Reviews

Fiction Review by Phoebe Wang

Jen Sookfong Lee, The Conjoined (Toronto: ECW, 2016). Paperbound, 264 pp., $18.95.

The ConjoinedThere are novels in which readers can wrap themselves in a cozy haze of escapism, but Jen Sookfong Lee’s The Conjoined is not one of them. Lee’s approach to crime fiction prompts me to wonder why thrillers are pleasurable. If they are a form of escapism, then what kinds of harsh realities are we evading, and if readers take voyeuristic enjoyment in grisly murders and criminal behaviour, then what is missing from our mundane daily routines?

Jessica Campbell, the protagonist of Lee’s novel, seems in need of an escape when we first encounter her. Her career as a social worker in Vancouver has brought her from one support agency to another, yet despite the “noble pursuit” of finding foster families for abused and neglected children, Jessica is dogged by a sense of futility and stagnancy: “The number of files she couldn’t satisfactorily close grew. It didn’t matter how many times she moved them, the pile sat—top-heavy and teetering—in her head. She could never shake them. And she was scared of failing, always failing.”

Here is a woman at a crisis point in her life: disillusioned by the system she is working within, weary of her boyfriend and his “mental system of privilege and risks and best practices,” and numbed by the recent death of her mother, Donna, who was “not a saint, but close.” While sorting through the detritus of her mother’s useful life, Jessica makes a discovery that undoes her presumptions about goodness and what it costs. Finding the bodies of two teenage sisters, Casey and Jamie Cheng, in a freezer in her mother’s basement becomes the catalyst for Jessica’s plunge into traumatic, subsumed memories.

Jessica’s discoveries are interspersed with episodes depicting Casey and Jamie before they are briefly in foster care with Jessica’s mother, as well as Donna’s childhood. Jessica picks apart past events, painfully confronting truths that both haunt her and compel her to search further. The plot races forward with each revelation, and then slows as Jessica reels with its consequences. The reader also experiences a similar tension between craving to know more details, and aversion and horror at each disclosure. This tension is inherent in our pleasure at reading thrillers, but in The Conjoined, the events feel too close to home to be salacious or entertaining. At times, certain plot turns can feel too convenient and scripted, yet they serve to highlight how complicity can envelop individuals and communities in a fog of guilt, forgetfulness, silence, and complacency. Jessica learns how certain questions will unravel the careful façade of an easy life. That façade is propped up by photo albums of family memories: “this was the version of her family Donna wanted to remember: happy, craftsy, nature-loving,” and beneath it is a legacy of violence that goes unpunished. While questions may lead to the truth unfolding, they do not bring justice, at least not in the Vancouver depicted in Lee’s story. The Conjoined could be a portrait of Vancouver’s social tensions arising from race and class divisions.
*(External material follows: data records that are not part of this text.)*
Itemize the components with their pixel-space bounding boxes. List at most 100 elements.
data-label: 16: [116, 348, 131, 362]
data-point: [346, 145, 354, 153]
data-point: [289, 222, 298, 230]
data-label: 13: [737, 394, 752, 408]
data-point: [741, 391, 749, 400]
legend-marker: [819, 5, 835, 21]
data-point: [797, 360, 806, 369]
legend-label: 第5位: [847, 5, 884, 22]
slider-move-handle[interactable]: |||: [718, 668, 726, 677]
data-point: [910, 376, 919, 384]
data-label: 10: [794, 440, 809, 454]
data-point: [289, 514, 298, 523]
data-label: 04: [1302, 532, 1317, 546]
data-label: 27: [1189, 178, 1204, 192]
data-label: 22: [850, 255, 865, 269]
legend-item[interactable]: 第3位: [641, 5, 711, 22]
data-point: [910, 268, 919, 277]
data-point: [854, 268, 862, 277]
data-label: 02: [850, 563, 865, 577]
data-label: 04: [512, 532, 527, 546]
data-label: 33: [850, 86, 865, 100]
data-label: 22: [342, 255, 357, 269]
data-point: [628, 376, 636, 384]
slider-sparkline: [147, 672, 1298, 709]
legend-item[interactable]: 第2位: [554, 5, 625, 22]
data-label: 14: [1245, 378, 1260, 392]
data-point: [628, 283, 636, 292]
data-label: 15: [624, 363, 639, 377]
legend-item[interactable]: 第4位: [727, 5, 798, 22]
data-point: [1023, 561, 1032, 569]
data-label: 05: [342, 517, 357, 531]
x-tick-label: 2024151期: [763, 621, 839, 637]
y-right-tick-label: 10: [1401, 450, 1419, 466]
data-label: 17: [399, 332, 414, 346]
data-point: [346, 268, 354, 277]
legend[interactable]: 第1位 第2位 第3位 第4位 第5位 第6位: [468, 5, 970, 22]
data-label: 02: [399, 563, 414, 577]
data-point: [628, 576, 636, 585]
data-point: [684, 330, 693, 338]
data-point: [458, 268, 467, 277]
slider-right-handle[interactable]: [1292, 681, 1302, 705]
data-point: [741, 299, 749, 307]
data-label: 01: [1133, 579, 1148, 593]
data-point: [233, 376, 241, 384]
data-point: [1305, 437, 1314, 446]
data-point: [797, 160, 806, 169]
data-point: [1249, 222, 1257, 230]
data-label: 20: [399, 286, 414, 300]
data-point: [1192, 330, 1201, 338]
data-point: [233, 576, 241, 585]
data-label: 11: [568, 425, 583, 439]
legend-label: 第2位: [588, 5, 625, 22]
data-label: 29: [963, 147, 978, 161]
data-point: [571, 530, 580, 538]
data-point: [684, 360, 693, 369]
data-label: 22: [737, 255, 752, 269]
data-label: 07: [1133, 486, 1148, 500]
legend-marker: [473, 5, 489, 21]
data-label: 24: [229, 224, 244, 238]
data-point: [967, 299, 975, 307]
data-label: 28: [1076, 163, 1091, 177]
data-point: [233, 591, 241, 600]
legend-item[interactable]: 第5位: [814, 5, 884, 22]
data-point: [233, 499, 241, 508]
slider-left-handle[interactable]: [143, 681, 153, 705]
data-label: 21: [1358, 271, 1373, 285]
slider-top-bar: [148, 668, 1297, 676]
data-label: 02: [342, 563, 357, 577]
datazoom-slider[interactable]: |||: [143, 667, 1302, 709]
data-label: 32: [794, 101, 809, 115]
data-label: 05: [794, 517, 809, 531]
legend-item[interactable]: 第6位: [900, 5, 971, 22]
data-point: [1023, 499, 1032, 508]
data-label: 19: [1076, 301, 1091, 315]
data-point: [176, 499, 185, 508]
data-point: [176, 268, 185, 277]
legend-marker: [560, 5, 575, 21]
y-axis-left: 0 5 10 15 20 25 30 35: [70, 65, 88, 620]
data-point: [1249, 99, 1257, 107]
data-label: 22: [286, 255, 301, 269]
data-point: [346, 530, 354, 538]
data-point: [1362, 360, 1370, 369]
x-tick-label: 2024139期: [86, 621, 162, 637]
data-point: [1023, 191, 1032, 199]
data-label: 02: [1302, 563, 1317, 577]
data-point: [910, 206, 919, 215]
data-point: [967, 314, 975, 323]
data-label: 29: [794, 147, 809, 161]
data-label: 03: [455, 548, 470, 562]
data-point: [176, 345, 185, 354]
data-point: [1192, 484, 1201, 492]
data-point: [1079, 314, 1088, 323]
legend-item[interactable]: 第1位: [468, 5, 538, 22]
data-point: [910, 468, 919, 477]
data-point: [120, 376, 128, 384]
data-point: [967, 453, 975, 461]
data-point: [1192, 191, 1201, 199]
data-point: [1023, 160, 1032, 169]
With very few exceptions, social workers, housing officers, foster parents, and police officers are middle-class and white, while foster children and disappeared women are of colour and from lower-income backgrounds. Asking after the disappeared reveals that there are lives that matter and lives that don’t: “What difference does it make? Except that there were two girls, twenty-eight years later, whose deaths should have made a difference and didn’t.”

Creating a protagonist such as Jessica Campbell allows Lee to flesh out in unflinching and sometimes droll ways the hamartia of privilege. Jessica slowly realizes that for most of her life she was insulated from tragedy, only brushing up against it in the files of children awaiting adoption or in her blurred awareness of the girls’ movements beyond her bedroom door at night. Despite Jessica’s capacity for growth and self-reflection, I often felt exasperated by her conflicting desires, which is perhaps the point. If the reader feels an unnamed frustration towards the three generations represented by Jessica, Donna, and Grandma Beth, perhaps it’s because we recognize in them our own capacity for gentle hypocrisy.

I would have liked to spend more time with the Cheng family, who are too busy merely surviving to be improving the lives of others. Bill, Ginny, Jamie, and Casey are blown apart in a way that feels predictable, perhaps because there were too many familiar elements to this part of the story: the father who spends days drinking through the family’s savings after being laid off; a mother working multiple jobs and fearful for her daughters when they venture beyond Chinatown; the rebellious, restless girls; and Wayne, the older, male friend of their father’s whose desire is both a threat and a possible escape. While these characters’ lives pound on the page like an aching pulse, their fates feel inevitable. They don’t have the luxury of reflecting on the tragedies that pursue them and, as a result, a sense of helplessness immures the Cheng family in spite of their plans for the future. It isn’t enjoyable to watch characters flailing, yet we can’t turn away. Perhaps this is because the irresolution of their misfortune might hold some insight into how we cope with our own thwarted plans and catastrophes. If one person’s escape is another’s adversity, The Conjoined implies that we can no longer avert our eyes.